Do I belong in church?
and other musings for a Sunday afternoon
Robertson Wesley United Church. A Wiki commons image.
Note: A shorter version of this piece was also published in Round the Table
It’s Sunday and I’m thinking about church. If you’ve known me in my adult life, you may think this is strange. I’ve had an aversion to structured religion since my late teens/early twenties. It wasn’t always like that. I grew up going to the Gaetz United Memorial Church in Red Deer. I participated in the youth events, went to Sunday school, and for a period I felt religion very deeply.

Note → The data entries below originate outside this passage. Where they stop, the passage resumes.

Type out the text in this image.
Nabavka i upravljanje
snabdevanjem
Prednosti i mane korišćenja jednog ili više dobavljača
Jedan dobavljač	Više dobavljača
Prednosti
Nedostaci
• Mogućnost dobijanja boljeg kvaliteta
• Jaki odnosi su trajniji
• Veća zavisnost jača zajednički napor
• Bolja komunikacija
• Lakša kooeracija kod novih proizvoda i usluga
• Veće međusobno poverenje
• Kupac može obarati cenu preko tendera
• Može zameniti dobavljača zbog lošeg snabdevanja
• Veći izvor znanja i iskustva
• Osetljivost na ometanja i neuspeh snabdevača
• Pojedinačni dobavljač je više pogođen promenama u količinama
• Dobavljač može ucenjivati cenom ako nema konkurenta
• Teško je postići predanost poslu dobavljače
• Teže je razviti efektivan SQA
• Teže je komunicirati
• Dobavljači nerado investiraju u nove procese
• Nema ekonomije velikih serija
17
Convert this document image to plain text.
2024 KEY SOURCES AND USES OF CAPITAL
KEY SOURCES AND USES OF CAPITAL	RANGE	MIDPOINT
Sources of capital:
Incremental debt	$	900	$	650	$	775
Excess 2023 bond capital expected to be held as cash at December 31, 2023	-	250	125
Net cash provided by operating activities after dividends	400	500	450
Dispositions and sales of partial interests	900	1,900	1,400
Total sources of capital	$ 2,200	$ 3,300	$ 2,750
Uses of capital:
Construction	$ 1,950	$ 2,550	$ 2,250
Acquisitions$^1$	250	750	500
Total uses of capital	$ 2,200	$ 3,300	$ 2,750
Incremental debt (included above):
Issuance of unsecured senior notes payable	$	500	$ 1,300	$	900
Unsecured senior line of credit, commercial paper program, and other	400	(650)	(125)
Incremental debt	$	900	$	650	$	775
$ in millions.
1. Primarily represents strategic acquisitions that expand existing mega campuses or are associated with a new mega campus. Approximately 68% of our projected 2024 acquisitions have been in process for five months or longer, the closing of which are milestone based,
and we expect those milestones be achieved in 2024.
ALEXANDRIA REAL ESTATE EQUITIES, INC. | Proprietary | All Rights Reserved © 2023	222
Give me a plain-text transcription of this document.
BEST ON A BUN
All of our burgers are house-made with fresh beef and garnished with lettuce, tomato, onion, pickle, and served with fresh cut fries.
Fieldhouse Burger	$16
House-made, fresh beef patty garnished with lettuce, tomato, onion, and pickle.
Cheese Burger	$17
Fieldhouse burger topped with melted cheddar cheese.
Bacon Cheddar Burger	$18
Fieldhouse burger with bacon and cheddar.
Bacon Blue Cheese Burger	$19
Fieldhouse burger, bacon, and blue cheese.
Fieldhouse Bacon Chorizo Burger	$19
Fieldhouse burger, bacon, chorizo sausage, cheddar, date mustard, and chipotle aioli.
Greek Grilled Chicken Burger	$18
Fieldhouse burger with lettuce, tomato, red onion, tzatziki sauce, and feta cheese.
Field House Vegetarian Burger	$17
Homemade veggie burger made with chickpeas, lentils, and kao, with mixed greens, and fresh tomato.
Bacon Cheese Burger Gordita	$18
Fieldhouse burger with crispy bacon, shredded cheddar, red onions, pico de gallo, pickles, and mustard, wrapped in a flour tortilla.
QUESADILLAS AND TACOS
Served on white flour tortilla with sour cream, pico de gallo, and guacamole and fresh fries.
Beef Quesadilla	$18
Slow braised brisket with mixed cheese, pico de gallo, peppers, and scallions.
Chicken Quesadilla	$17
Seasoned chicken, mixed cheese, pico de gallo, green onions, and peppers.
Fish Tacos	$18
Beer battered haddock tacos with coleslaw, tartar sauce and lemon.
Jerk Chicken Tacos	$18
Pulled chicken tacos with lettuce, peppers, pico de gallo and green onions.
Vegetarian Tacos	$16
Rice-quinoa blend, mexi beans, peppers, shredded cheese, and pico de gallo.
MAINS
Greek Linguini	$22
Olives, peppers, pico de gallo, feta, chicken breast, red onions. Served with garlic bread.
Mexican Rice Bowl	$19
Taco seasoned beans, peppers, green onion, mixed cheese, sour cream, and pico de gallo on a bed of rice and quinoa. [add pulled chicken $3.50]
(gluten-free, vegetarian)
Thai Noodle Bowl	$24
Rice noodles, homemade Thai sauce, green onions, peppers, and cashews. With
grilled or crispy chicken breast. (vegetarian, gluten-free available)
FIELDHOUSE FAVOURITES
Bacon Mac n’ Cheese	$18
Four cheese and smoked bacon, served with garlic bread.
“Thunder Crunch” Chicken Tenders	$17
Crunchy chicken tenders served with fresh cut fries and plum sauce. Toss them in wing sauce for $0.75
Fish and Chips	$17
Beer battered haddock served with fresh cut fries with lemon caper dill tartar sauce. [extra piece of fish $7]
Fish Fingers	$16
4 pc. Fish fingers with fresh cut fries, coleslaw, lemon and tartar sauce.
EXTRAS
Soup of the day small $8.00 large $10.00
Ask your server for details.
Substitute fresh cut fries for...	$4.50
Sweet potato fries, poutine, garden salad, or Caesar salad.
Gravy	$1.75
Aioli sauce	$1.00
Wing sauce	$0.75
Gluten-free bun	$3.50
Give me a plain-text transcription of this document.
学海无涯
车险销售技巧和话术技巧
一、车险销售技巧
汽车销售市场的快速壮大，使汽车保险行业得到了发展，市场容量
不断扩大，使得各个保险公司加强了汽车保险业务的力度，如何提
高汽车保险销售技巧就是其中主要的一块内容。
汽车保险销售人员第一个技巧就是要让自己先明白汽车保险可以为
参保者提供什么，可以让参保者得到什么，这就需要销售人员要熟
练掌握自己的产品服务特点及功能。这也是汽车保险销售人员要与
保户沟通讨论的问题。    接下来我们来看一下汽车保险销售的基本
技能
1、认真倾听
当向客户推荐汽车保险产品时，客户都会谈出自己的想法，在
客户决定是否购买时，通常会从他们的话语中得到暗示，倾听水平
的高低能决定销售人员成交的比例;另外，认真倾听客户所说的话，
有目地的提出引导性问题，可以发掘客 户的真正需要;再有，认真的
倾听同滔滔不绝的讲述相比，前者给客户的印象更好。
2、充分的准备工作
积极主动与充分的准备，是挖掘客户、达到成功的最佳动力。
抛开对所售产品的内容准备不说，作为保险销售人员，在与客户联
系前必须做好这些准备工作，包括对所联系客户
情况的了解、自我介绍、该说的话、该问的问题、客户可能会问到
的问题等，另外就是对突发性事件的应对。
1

As I got older, I became more aware of the harm the “church” had done so many people. The harm to Indigenous communities, LGBTQ+ people, women and children. The idea of worshiping a male figure for whom wars had been forged, that expressed that women should be subservient, and under whose roof so many young boys, nuns, and women had been assaulted was repellant.
By this, I mean the idea of church in general, and (to my knowledge) not the church where I was raised. In fact, I have held some level of gratitude for having been raised in a church that led the way in allowing women to become ministers and marrying queer couples far before it was the norm. Albeit, the family story goes that my parents picked our church because they had the best daycare in town … probably more joke than truth because they had been married in that church nearly a decade before they had kids.